In 2001, Southside released “Messin’ with the Blues”, an album of songs illustrating his love of blues, but also demonstrating the variety of styles within blues music; fourteen years later, “Soultime!” applies the same template to a cross-section of soul styles. It’s not too difficult to identify the influences, but the quality of the writing and the performances ensure that this is an album to be judged on its own merits.

The opening track “Spinning” throws all the ingredients into the blender to create a manic Stax feel. Everything’s there, from the horn fills to the breakdown, building back up with John Conte’s bass, Jeff Kazee’s Hammond and Glenn Alexander’s guitar, to the call and response vocal and the big horn finish. There’s barely time to get your breath back before “All I Can Do” the mid-tempo Johnny/Jeff duet. The two voices combine perfectly and a sweet tenor sax solo from John Isley is the icing on the cake. “Don’t Waste my Time” could be early Jukes, musically and lyrically as Southside tells the ‘my girl done me wrong’ story supported by backing vocalists Elaine Caswell, Layonne Holmes and Catherine Russell before Neal Pawley steps up for a trombone solo.
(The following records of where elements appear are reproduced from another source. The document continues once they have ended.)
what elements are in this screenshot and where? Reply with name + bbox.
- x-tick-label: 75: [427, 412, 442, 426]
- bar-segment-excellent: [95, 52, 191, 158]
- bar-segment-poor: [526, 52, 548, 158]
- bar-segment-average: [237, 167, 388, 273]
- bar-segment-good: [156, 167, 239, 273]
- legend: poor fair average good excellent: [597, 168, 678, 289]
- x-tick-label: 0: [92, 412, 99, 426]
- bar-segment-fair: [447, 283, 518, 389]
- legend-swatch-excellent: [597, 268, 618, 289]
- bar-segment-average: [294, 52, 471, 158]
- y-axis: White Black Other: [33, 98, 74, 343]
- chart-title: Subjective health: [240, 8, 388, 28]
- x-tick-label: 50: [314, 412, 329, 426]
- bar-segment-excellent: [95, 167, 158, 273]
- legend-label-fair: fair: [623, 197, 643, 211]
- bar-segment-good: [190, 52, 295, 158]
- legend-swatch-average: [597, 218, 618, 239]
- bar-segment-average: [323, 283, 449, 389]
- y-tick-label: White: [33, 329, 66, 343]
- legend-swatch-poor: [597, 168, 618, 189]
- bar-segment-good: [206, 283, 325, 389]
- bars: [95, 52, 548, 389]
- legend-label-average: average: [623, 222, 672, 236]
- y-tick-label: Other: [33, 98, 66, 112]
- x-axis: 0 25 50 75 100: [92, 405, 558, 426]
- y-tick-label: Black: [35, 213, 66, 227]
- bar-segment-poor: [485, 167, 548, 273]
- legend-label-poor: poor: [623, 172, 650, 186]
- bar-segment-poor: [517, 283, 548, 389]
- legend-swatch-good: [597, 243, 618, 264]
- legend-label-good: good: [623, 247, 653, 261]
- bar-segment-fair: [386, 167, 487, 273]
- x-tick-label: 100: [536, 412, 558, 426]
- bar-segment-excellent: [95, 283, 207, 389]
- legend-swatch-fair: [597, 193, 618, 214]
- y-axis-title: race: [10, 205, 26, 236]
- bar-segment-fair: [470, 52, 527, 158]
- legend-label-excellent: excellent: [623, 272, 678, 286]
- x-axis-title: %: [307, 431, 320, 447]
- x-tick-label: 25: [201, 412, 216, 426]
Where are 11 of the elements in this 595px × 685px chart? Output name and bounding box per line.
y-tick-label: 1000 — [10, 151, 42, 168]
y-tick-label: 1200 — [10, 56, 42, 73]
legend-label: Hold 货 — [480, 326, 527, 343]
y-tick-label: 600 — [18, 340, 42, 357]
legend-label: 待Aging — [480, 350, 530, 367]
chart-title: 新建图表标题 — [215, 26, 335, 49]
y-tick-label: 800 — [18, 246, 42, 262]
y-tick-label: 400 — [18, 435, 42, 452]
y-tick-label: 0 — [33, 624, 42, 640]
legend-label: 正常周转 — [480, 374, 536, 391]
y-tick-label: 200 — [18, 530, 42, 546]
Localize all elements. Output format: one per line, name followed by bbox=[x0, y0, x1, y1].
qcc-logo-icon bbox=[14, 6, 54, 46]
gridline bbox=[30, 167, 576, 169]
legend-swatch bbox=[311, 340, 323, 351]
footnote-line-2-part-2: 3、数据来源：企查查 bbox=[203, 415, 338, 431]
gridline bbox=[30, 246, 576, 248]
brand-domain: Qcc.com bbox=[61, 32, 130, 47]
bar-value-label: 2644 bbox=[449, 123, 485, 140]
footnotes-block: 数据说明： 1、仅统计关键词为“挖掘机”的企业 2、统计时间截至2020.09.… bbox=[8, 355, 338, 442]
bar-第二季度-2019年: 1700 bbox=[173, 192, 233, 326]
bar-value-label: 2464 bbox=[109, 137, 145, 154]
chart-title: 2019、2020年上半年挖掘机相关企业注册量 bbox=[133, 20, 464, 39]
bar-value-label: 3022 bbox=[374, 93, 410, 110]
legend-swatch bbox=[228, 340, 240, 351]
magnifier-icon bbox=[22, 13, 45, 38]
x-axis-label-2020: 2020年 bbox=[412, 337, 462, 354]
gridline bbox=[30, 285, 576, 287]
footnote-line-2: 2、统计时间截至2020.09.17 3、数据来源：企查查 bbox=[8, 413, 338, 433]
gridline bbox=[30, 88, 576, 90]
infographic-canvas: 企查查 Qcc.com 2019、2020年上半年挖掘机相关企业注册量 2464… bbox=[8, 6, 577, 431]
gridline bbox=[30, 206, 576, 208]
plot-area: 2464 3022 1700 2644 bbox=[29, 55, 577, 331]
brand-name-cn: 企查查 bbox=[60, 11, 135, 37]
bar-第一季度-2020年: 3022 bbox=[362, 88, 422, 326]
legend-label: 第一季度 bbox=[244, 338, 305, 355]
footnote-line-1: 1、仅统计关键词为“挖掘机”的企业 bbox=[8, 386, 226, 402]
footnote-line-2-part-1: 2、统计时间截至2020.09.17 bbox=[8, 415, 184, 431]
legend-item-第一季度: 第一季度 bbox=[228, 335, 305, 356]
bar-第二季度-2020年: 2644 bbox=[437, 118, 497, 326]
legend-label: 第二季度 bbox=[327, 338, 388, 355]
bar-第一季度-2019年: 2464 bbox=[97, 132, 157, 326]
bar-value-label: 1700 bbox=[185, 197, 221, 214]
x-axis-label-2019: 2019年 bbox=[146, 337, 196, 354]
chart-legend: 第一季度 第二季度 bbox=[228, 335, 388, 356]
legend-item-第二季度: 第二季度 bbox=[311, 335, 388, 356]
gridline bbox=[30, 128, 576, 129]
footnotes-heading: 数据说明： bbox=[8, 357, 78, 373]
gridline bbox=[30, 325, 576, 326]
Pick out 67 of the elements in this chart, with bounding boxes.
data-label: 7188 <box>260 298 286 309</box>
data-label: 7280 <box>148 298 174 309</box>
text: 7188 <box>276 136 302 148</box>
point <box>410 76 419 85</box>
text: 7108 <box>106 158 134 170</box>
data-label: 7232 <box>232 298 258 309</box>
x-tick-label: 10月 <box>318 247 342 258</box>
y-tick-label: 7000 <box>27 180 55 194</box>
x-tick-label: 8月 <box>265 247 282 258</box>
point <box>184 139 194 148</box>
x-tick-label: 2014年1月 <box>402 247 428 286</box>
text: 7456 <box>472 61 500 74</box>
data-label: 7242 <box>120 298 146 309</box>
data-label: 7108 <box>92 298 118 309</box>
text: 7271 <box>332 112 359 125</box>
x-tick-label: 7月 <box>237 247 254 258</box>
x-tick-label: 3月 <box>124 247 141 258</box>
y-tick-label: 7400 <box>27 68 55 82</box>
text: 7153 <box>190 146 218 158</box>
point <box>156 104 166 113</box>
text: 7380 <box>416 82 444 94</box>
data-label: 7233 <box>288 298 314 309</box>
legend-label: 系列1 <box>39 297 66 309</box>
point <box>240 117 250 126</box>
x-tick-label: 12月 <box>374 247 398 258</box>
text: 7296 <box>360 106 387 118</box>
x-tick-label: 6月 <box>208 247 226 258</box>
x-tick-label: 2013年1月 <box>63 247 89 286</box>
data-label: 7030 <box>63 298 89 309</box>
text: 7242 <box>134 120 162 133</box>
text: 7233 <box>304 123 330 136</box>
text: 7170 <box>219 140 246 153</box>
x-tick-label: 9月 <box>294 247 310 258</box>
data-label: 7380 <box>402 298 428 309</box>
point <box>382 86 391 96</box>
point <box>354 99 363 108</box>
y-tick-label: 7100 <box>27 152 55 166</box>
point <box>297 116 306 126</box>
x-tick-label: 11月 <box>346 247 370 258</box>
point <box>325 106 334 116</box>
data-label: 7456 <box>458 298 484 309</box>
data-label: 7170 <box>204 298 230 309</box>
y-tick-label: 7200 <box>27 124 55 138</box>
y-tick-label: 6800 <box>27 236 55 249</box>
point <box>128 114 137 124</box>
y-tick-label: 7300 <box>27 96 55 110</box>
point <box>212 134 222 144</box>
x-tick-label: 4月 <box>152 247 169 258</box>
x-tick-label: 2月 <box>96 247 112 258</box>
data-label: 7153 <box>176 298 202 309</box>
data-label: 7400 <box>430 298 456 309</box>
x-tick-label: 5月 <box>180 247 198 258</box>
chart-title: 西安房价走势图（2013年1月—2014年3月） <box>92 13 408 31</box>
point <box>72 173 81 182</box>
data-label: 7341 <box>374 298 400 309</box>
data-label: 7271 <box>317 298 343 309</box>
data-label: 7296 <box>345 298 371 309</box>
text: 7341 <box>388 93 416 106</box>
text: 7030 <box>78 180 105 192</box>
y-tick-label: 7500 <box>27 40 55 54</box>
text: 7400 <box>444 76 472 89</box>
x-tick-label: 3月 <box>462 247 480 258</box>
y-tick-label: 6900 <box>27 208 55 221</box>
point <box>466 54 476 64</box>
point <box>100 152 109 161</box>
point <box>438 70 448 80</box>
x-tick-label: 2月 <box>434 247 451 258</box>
Looking for a Good Time” is the album’s defining song. The inspiration for the album came from hearing “Superfly” in the booze aisle at the supermarket and watching how the shoppers reacted. “Looking…” captures the upful mood of Curtis Mayfield in 1970 perfectly; if anything ever made me wish I could dance, this is it. The namechecks in the lyrics say it all, really: ‘Isley Brothers and Curtis and Sly and Bobby Womack too’; it’s perfect. “Words Fail Me” is a mature love ballad with very tasteful backing (even drummer Tom Seguso is reined in), muted horns and a lovely flugelhorn solo from Chris Anderson; Johnny’s voice is sublime and it would melt a heart of stone. “Walking on a Thin Line” has a faintly menacing Latin feel evoking Isaac Hayes, The Temptations and The O’Jays but still totally Jukes.

What comes next is a very rare thing indeed; an instrumental on a Jukes album. “Klank” is the love child of “Soul Finger” and “Third Stone from the Sun” with harmonica and tenor sax solos; they’re allowed to have fun as well, you know. Carrying on with the levity, “Ain’t Nobody’s Bizness” is a bit of light-hearted fun with a cast of Damon Runyon characters and a nod to “Check Mr Popeye” from way back when, which takes the intensity down a little bit before the final three songs.

I’m Not That Lonely” totally nails the Motown sound (Four Tops, anyone?) while “The Heart Always Knows” harks back to a much earlier time (Sam Cooke, or maybe The Cascades). It’s a slow, gentle ballad with some nice pizzicato strings courtesy of Jeff Kazee and acoustic guitar from Glenn Alexander and it takes off the heat for a few minutes before the final offering. “Reality” takes its influence from the psychedelic soul of the late sixties/early seventies with some interesting synth sounds and John Isley’s flute (and is that bass sax on there as well?), strings and muted horns; it gets kinda busy in there at times.

Southside Johnny set out to evoke a certain era of soul with this album; he wanted to make us feel good, the way we did when we first heard all of the great artists who influenced this album, and it’s an unqualified success. The arrangements perfectly capture the feel without sounding like The Faux Tops; he and The Jukes have created a perfect homage to music that was the soundtrack to the sixties and seventies. Over forty years down the line, he still has that raw, emotive voice that cuts through Hammond and horns and straight to the heart. Working with Jeff Kazee and the latest incarnation of The Jukes, he’s turned out a modern soul classic.

“Soultime!” is released on September 1 on Leroy Records.